Si ponés tu botella, a alguien bajaste
La industria del vino mueve millones de dólares alrededor del mundo, por lo que la competencia por obtener una parte del mercado es feroz, asegura el productor uruguayo Julio Viola, propietario de la Bodega Fin del Mundo, ubicada en San Patricio del Chañar, en la provincia argentina de Neuquén. "Nadie te espera para comprarte el vino en ninguna parte del mundo. Este es un mercado hipercompetitivo, con grandes empresas internacionales que compran monstruos en miles de millones de dólares. Para los productores independientes que tenemos que salir a poner nuestros productos es una pelea dura. Pero se puede dar. Nosotros somos una familia y ya exportamos a 26 países. Comercializamos nuestros productos y somos líderes en algunos lugares, nos va muy bien, pero es una pelea de todos los días".
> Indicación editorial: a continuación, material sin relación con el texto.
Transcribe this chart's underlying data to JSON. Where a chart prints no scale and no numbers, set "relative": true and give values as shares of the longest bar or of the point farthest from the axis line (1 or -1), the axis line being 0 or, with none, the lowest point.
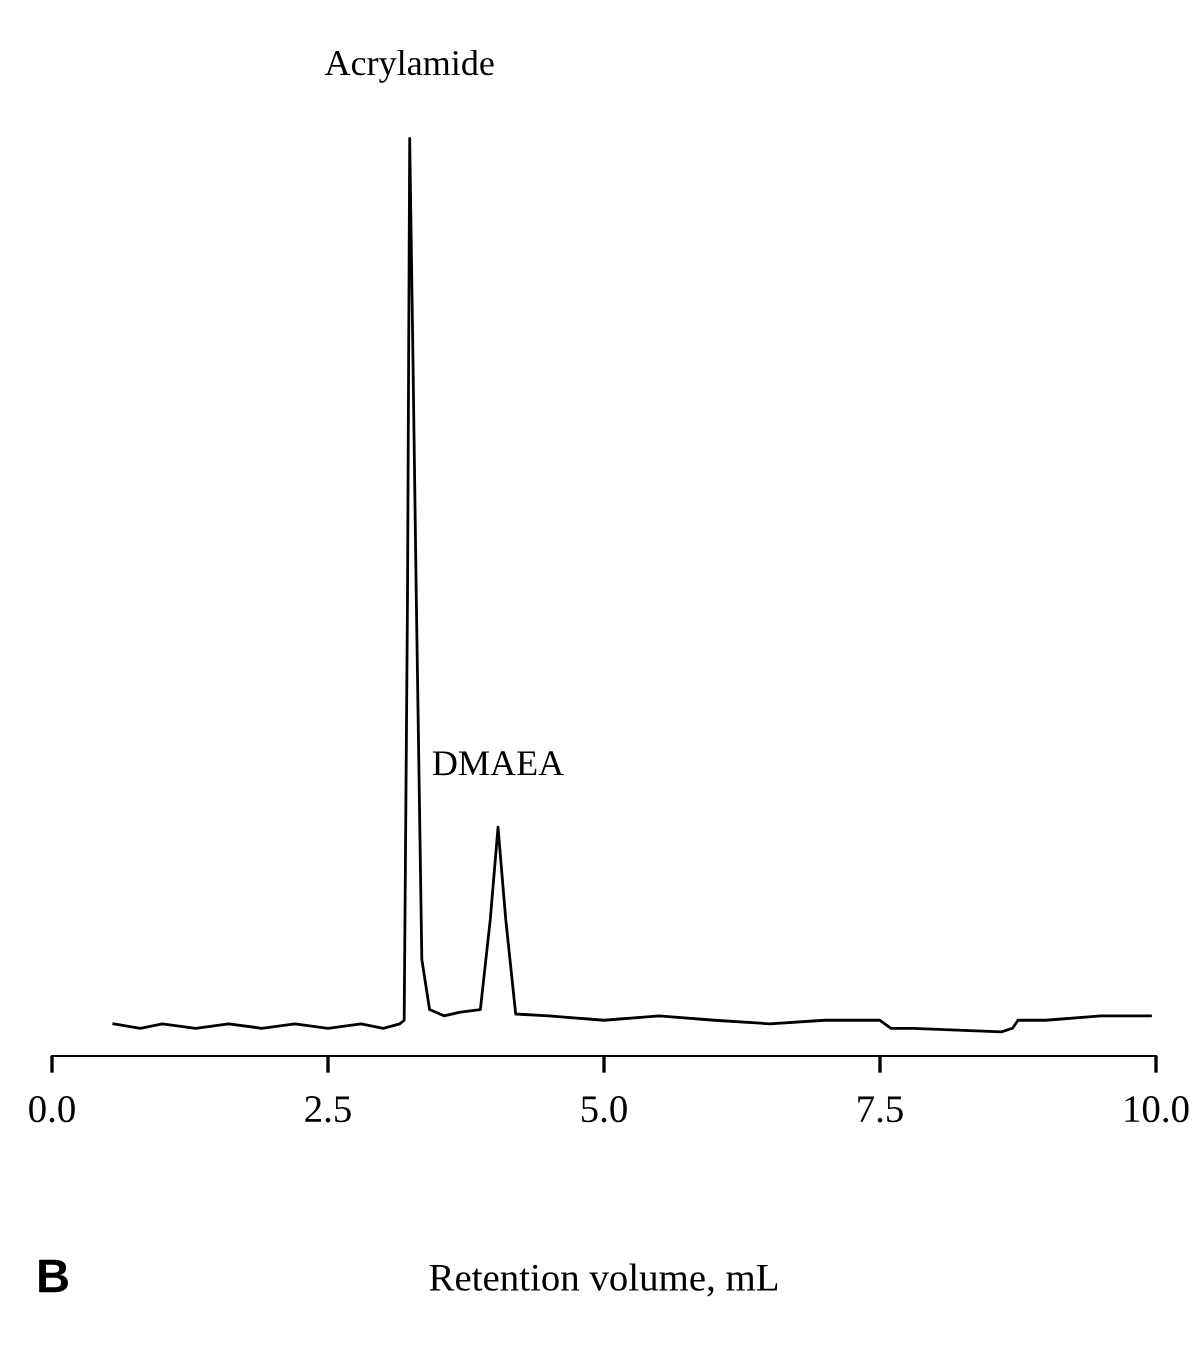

El panorama es más complejo aún tomando en cuenta que cada vez hay más oferta, ante igual demanda. "En Argentina se inaugura una bodega nueva cada 15 días; en Australia, cada 10 días. Y encima cada bodega saca cada vez más etiquetas. Si vas al supermercado, verás que no agrandan las góndolas. Cuando ponés tu botella, bajaste a alguien. Y cuando otro pone la suya, te bajaron a vos. Es muy competitivo. A veces hablan de cerrar los mercados, y eso sólo sirve para achancharse y no elaborar algo mejor. Hay muchas oportunidades en el mundo, hay que salir y vender afuera", dice Viola.
Hoy, Fin del Mundo exporta la mitad de lo que vende en el mercado doméstico argentino, que consume 1.200 millones de litros por año. "Estamos vendiendo bien en Dinamarca, Suecia, Alemania. Intento hacer lo mejor que se puede y ganar cada partido".